Carbon, one of the most abundant elements in the universe, constitutes many key components of life and technology. Because of this, the material is very well-studied - at least in its solid form. As a liquid, carbon structure is very difficult to measure because the state of matter only exists at extreme pressures and temperatures.
In a recent study, published in Nature, an international team including Lawrence Livermore National Laboratory (LLNL) researchers experimentally measured the structure of liquid carbon for the first time. The results, which agree with theoretical predictions, show carbon arranged in a tetrahedral bond structure, with each atom having four neighbors.
"We've proved that you can open up a whole new area of research - low atomic number liquids at high pressures - that everyone wants to go to, but haven't been able to so far," said LLNL scientist and author Christopher McGuire.
The experiments were conducted with the DiPOLE 100-X high-energy laser at the European X-ray Free-Electron Laser (XFEL) facility. DiPOLE was used to shock compress and liquify a glassy carbon sample, which was specifically chosen to melt at an accessible pressure.
While DiPOLE created the liquid carbon, the XFEL system measured its structure. XFELs accelerate electrons to velocities near the speed of light before directing them through a long series of magnets that generate an oscillating field along the electron path. As they undulate within the magnetic field, the electrons emit trillions of photons in very short, intense and coherent pulses of X-ray light.

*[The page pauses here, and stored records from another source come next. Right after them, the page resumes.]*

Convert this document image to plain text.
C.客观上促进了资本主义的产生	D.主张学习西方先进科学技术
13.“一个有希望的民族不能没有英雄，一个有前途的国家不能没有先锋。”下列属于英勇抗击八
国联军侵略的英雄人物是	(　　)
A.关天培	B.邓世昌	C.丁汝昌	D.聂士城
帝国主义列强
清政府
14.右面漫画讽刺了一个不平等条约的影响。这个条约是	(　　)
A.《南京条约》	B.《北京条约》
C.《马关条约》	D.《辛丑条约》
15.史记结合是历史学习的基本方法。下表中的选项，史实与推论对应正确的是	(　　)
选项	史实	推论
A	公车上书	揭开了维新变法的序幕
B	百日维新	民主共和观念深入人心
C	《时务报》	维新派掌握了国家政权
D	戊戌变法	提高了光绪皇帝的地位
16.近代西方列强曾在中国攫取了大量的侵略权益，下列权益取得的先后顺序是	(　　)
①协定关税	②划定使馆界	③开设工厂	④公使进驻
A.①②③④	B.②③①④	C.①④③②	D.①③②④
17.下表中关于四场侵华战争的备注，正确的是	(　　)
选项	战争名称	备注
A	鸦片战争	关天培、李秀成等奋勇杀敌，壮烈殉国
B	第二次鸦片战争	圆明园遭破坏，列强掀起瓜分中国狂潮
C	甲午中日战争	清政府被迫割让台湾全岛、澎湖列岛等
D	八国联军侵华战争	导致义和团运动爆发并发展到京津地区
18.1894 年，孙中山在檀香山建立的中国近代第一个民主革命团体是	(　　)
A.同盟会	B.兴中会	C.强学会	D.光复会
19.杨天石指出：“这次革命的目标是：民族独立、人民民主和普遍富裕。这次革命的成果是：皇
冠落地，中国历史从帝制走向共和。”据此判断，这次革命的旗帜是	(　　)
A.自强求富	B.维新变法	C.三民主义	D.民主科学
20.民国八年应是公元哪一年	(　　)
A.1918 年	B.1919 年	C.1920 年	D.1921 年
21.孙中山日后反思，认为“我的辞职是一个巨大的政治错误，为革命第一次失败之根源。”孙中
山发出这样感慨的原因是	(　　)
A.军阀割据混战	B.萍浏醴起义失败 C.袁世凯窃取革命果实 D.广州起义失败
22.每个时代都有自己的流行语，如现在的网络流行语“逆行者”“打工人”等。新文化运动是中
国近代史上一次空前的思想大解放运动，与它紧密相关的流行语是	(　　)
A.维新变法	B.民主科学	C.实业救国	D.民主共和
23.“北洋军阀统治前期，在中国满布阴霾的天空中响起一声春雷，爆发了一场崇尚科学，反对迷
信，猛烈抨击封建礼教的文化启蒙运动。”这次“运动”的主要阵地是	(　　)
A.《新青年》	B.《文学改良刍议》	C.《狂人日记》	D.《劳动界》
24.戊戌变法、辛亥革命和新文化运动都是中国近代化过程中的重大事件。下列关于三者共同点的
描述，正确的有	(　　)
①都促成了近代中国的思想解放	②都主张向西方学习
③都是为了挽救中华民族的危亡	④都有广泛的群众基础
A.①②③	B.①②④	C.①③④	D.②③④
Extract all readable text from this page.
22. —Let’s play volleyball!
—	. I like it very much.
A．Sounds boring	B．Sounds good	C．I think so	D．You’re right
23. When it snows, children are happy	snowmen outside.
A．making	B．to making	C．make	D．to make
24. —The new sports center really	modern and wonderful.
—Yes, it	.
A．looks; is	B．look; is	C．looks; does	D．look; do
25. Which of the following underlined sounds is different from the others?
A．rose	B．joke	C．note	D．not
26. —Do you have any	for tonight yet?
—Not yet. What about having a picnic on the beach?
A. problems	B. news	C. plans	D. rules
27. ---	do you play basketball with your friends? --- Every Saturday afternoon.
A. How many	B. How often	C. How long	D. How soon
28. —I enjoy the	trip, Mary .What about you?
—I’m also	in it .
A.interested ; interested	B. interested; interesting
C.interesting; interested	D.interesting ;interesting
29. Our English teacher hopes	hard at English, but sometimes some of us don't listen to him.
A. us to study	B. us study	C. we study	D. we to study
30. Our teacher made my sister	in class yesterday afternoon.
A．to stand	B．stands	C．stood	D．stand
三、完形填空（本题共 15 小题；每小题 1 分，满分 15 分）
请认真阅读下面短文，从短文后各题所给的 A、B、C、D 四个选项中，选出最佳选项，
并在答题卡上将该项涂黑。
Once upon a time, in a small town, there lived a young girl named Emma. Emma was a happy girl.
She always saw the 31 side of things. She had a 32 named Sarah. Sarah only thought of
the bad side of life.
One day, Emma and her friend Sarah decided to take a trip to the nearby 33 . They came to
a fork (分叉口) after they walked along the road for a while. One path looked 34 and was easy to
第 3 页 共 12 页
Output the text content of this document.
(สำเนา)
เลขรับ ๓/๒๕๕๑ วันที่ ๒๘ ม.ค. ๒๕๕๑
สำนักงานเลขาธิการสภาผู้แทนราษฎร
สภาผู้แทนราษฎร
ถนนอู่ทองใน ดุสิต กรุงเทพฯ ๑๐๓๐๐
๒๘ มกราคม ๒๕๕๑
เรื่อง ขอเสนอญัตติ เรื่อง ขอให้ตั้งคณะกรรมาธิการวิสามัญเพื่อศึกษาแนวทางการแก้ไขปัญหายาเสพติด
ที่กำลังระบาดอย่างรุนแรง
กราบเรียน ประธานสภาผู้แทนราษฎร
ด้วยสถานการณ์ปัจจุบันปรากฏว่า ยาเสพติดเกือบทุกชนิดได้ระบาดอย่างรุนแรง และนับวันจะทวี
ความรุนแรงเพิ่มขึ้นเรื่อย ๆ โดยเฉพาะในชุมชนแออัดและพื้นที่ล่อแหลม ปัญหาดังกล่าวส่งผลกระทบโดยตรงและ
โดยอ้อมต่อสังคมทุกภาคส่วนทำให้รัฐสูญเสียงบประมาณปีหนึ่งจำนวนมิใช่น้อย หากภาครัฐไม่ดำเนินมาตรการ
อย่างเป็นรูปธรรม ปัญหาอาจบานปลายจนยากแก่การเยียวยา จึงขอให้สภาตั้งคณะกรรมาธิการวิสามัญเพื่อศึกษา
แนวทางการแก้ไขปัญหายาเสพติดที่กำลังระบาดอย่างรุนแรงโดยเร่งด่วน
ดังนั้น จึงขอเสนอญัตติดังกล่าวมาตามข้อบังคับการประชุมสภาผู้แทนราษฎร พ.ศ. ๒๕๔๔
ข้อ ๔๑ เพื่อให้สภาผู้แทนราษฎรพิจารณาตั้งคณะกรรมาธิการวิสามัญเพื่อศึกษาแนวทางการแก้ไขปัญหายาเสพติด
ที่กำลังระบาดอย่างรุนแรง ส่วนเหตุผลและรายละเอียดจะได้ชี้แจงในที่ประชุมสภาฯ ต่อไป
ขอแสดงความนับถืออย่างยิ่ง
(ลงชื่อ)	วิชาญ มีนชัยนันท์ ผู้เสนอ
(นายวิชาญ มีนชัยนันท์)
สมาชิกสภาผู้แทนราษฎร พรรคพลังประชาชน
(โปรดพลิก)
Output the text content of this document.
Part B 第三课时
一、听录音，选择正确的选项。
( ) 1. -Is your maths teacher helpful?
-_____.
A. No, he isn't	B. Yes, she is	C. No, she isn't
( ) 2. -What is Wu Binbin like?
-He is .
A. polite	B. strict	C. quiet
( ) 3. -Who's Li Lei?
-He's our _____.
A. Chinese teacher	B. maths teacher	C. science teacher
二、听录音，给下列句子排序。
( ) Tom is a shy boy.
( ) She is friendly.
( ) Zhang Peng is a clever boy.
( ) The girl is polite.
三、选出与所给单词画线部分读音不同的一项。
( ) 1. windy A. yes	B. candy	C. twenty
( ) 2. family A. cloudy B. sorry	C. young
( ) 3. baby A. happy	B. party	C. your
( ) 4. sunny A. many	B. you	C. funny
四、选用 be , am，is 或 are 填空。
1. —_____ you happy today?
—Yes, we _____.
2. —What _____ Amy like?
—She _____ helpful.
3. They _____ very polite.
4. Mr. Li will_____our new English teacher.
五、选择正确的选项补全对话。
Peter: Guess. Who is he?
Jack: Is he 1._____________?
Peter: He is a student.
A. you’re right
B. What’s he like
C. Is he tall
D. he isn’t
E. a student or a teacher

Those X-rays were directed toward the liquid carbon, where they punched through the material, interacted with electrons and scattered.
The critical advance in this work was enabled by the extraordinary flux and energy of the XFEL and the large area detectors that captured the scattered X-rays. Combined, they provided the necessary signal level and coverage to make these first-in-class measurements possible.
To date, most work using X-ray diffraction to probe high-pressure materials has focused on solids and elements with relatively high atomic numbers. This is because in a solid, the planes of linked atoms act like small mirrors for the X-rays, creating a signal of distinct scattering angles and patterns that increases with atomic number.
"But liquids are much more difficult," said LLNL scientist and author Jon Eggert. "They don't have an ordered lattice, and they don't have ordered planes to act as mirrors, but the scattered X-rays still interfere with each other."
The liquid carbon showed the same signal in every direction: carbon atoms with four bonded neighbors. Most liquids are bonded to more than four other atoms, and the low number creates challenges for modeling.
"If you take a ball, the closest number of touching balls that can surround it is 12. That's easy - we know exactly how the packing works," said LLNL scientist and author Saransh Soderlind.
With only four spheres, it's more complicated. There are more degrees of freedom and more chaos.
Chemistry calculations from electron orbitals predicted the tetrahedral arrangement, but this experimental validation lays a crucial foundation.
"Measurements of how a material responds to extreme conditions allow people that do calculations to have better constraints," said LLNL scientist and author Andy Krygier. "Just a little bit of data tells them a set of calculations is right, and now they can use that to take it to the next step and try to understand material properties that we will never measure."
Such models and measurements can be applicable for modeling the interiors of planets and understanding materials relevant to LLNL's stockpile stewardship mission.
The group aims to continue using next-generation XFEL sources for better measurements of temperature during dynamic compression experiments and for direct imaging.
"There's a lot of other experiments that XFELs can do, just like lasers can do a lot more than 'light shows'," said Eggert.
Other LLNL authors include Travis Volz, Suzanne Ali, Richard Briggs, Amy Coleman, Hyunchae Cynn, Martin Gorman, Trevor Hutchinson, Amy Lazicki, Kien Nguyen-Cong, Raymond Smith and Cara Vennari.